By that he meant that of course, Germany had surrendered but the war had also broken Britain’s back. Victory as opposed to defeat meant there was more celebration rather than reflection. That has continued with the empire jingoism being fuelled by Brexit with a false narrative of an imperial past portrayed and an equally duplicitous future of a new golden age portrayed. No wonder I’ve seen comments that their history allows Germany to look to the future, whilst Britain harks to the past.
That was highlighted in another excellent book that I read, and which acted as a counterweight to the over-the-top commentary all to pervasive last week. It was “Empireland” by the journalist Sathnam Sangehra who grew up the son of Sikh immigrants in Wolverhampton. He’s proud of his British identity as well as of his Sikh heritage but he rightly challenges the sins of empire and the damage it can do, whether in racism or exceptionalism.
He started with the Amritsar massacre which is doubtless burned on his psyche as a Sikh. I’d heard of that atrocity but many others that he detailed were new to me. Moreover, the narration I’d heard of others was in many ways vastly different from the reality.

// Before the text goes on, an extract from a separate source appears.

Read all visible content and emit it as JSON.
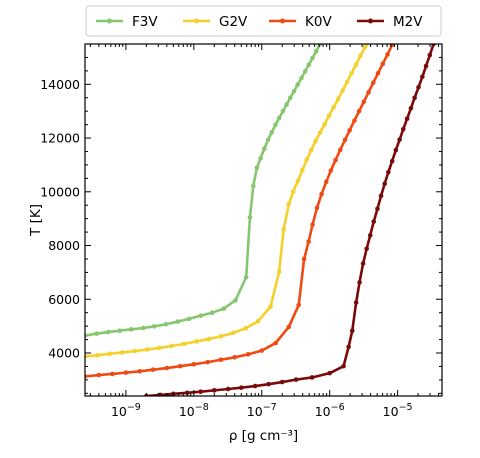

India focussed large as you’d expect but the smaller scale of the “Blackhole of Calcutta” I’d heard of as a child, dreadful though it was, contrasted with the far greater atrocities perpetrated in the suppression of the Indian Mutiny.
I confess to having been unaware of Britain’s incursion into Tibet in 1903. The current sins of China are rightly called out in that land tragic land. But maybe we should also reflect on the slaughter perpetrated by Younghusband where some 3000 Tibetans were slaughtered for the loss of a few dozen British soldiers. It was redolent of the worst excesses of the US cavalry against the Indians with machine guns wiping out monks armed only with spears and amulets, which they believed offered salvation.
Going to Westminster, I pass Robert Clive’s statue, an odious and evil man. The empire was robbery and exploitation, which should be admitted not continually denied. There’s much to celebrate over the last 70 years in Britain but equally there’s much more that needs challenged.
If you delude yourself, failing to acknowledge the reality of your circumstances, living in a false past rather than creating a better future, then you’re going to struggle socially, as well as economically. Hurrah for Brexit Britain, it still looks back as there’s little to look forward because of it.